Sinds 2010 krimpt het totale premievolume van de sector. Omdat
omzetbehoud in een dergelijke marktomgeving kan worden gezien als een
belangrijke doelstelling, kan sterke concurrentie tijdelijk leiden tot
(te) scherpe tarifering.
Rapportage
Binnen de verzekeringssector rapporteren instellingen op uiteenlopende
en soms weinig transparante wijze over hun winstgevendheid. Dit
bemoeilijkt de analyse van nieuwe levensverzekeringsproductie. Een meer
consistente en transparante benadering van de waardering van het
verzekeringsbedrijf biedt alle belanghebbenden voordelen; zowel de
toezichthouder, analist als de verzekeringssector zelf. Naar aanleiding
van het onderzoek zijn door DNB mede daartoe Good Practice opgesteld om
de vergelijkbaarheid aangaande de waardering van de nieuwe productie te
vergroten.
Gezien de komst van Solvency II stimuleert DNB een marktconsistente
basis voor rapporteren. Marktconsistente uitgangspunten zijn in lijn
met Solvency II principes die de sector zich in de komende jaren eigen
zal moeten maken. Marktconsistente waardering gaat uit van actuele
aannames die waarneembaar zijn in de financiële markten ofwel gebaseerd
zijn op zoveel mogelijk realistische grondslagen (bijvoorbeeld bij
kosten, sterfte). Een aantal verzekeraars heeft onlangs aangegeven
marktconsistente cijfers te gaan publiceren met betrekking tot de
nieuwe productie. DNB juicht dergelijke besluiten toe.
De gevolgen van Solvency II
Richting Solvency II lijken verzekeraars die al zijn overgestapt op
marktconsistente methoden hiervan te kunnen profiteren. De introductie
van Solvency II heeft grote gevolgen voor de bedrijfsvoering van
verzekeraars. Verzekeraars zullen meer dan nu hun balans en daarmee ook
hun verzekeringsportefeuille op marktwaarde moeten waarderen.
Marktrisico's zullen zichtbaar worden doordat er kapitaal tegenover
moet staan.
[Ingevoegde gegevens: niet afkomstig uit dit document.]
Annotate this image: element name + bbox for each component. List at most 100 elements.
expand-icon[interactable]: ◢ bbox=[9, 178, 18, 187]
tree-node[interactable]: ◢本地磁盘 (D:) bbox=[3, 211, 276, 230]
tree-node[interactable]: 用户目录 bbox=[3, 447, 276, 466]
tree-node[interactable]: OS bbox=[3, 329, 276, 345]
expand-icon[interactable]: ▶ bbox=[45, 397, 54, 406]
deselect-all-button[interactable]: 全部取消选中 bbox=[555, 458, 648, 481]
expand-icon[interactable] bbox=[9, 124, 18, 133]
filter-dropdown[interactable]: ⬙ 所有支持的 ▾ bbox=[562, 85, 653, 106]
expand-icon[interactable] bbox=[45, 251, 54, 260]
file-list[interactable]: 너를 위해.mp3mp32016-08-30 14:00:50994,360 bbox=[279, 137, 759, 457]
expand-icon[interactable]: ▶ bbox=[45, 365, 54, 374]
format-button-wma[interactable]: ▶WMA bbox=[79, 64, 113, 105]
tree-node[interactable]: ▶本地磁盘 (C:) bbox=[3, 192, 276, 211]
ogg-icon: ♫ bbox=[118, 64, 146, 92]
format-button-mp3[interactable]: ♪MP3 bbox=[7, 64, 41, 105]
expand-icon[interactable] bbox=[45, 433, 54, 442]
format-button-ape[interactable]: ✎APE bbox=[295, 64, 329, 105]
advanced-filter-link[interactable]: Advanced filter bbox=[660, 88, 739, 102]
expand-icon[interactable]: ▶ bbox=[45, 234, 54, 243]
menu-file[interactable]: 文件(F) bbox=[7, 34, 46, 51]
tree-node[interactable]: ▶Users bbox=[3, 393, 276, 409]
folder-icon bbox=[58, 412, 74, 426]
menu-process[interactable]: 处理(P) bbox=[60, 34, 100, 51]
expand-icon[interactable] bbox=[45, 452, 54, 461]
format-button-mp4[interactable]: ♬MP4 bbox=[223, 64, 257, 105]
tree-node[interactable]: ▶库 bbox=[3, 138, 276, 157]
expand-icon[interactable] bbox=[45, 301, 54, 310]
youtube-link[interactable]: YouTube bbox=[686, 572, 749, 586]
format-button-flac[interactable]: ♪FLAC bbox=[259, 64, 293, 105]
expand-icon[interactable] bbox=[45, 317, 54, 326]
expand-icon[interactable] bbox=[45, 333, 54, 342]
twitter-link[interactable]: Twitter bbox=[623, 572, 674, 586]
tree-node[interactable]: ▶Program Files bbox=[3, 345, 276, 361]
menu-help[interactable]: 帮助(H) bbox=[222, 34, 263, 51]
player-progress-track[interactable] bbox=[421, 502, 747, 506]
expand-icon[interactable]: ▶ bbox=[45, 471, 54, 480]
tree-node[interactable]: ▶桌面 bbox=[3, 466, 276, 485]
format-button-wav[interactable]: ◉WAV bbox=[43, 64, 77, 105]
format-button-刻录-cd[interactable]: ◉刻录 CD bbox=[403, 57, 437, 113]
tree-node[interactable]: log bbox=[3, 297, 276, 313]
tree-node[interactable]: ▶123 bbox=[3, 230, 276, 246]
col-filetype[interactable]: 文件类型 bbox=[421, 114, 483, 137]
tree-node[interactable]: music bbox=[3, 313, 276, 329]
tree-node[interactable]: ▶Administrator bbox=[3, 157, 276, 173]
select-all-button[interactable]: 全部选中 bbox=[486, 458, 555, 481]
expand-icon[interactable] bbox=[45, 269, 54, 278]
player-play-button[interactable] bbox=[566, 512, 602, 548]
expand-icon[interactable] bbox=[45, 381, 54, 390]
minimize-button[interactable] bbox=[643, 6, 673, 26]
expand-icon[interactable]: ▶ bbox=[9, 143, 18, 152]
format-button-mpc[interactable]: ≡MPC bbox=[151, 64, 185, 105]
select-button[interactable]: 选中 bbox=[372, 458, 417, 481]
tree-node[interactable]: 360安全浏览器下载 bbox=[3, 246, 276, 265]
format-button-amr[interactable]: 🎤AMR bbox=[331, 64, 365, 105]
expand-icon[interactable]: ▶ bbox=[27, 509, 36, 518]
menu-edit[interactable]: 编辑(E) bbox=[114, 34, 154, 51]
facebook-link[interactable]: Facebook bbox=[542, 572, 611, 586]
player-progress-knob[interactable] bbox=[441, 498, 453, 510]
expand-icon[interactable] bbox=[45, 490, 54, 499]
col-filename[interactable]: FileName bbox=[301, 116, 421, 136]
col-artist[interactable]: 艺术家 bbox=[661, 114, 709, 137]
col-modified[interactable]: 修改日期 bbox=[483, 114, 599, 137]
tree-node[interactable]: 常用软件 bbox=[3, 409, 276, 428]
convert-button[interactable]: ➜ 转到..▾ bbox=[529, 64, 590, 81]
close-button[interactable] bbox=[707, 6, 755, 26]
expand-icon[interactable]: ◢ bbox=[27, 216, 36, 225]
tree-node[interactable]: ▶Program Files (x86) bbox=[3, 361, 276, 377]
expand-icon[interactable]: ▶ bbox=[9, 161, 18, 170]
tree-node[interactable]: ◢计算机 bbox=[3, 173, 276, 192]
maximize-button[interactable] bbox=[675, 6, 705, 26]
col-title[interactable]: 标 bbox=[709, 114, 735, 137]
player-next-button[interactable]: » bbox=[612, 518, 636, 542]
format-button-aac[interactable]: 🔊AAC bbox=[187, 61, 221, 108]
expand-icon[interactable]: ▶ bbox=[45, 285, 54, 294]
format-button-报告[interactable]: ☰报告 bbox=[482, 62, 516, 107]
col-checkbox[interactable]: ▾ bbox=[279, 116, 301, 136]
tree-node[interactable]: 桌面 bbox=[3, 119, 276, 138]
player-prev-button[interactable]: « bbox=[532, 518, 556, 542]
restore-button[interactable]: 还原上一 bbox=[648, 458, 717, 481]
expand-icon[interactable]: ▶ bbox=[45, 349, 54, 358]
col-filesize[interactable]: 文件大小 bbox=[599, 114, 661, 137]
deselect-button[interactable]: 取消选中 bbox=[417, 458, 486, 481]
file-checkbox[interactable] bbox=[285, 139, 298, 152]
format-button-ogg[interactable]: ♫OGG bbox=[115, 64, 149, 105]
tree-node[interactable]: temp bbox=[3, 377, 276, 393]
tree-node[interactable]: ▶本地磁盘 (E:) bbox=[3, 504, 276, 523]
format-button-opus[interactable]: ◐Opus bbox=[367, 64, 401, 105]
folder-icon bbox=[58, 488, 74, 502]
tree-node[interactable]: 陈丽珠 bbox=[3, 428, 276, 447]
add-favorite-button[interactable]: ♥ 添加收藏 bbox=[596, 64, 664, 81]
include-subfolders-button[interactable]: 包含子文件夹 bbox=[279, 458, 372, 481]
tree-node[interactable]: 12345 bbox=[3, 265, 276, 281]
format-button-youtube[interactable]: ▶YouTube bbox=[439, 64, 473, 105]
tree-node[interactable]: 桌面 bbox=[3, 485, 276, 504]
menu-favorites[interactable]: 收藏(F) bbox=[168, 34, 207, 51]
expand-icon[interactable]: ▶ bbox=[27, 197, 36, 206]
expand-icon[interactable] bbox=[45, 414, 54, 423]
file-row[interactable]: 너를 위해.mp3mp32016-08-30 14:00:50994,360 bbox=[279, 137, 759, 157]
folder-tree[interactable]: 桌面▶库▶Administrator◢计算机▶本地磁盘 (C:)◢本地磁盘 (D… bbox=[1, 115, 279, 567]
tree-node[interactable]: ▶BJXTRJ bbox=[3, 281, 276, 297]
Hoewel Solvency II nog niet volledig is uitgekristalliseerd
is het kader wel al grotendeels bekend. Het is van belang dat
verzekeraars voorsorteren op de principes van Solvency II. De afweging
van prijsstelling van nieuwe productie moet weloverwogen plaatsvinden
en DNB beveelt aan de principes van Solvency II mee te wegen.
Omzetbehoud en winstgevendheid
Uit het onderzoek van DNB blijkt dat omzet belangrijk is in het
prijsstellingsbeleid van de nieuwe productie, waar indicatoren als
kosten en economische winstgevendheid niet altijd een prominente rol
spelen in de besluitvorming. Hoewel omzetbehoud een tijdelijke
doelstelling kan zijn in bepaalde omstandigheden, acht DNB het van
belang dat winstgevendheid voldoende mee weegt in de besluitvorming
over prijsstelling van nieuwe productie.
Bij de huidige prijsstelling en in het huidige economische klimaat van
lage rentes zijn producten zonder garanties economisch winstgevender
dan producten met garanties. Hiermee samenhangend zijn polissen met
levenslange uitkeringen veelal risicovoller voor de verzekeraar omdat
hiermee immers lange garanties worden gegeven aan klanten.
De verzekeringssector moet nu in verschillende segmenten direct
concurreren met de banksector (banksparen) en de Premie Pensioen
Instelling (PPI). Verzekeringsproducten bevatten echter veelal een
risicocomponent dat risico's als langlevenrisico overneemt van de
consument. Hier zit een prijskaartje aan. DNB acht het van belang dat
de financiële sector de verschillen tussen de verscheidenheid aan
vermogensopbouw en -afbouwproducten duidelijk maakt aan de consument
zodat deze weloverwogen keuzes kunnen maken.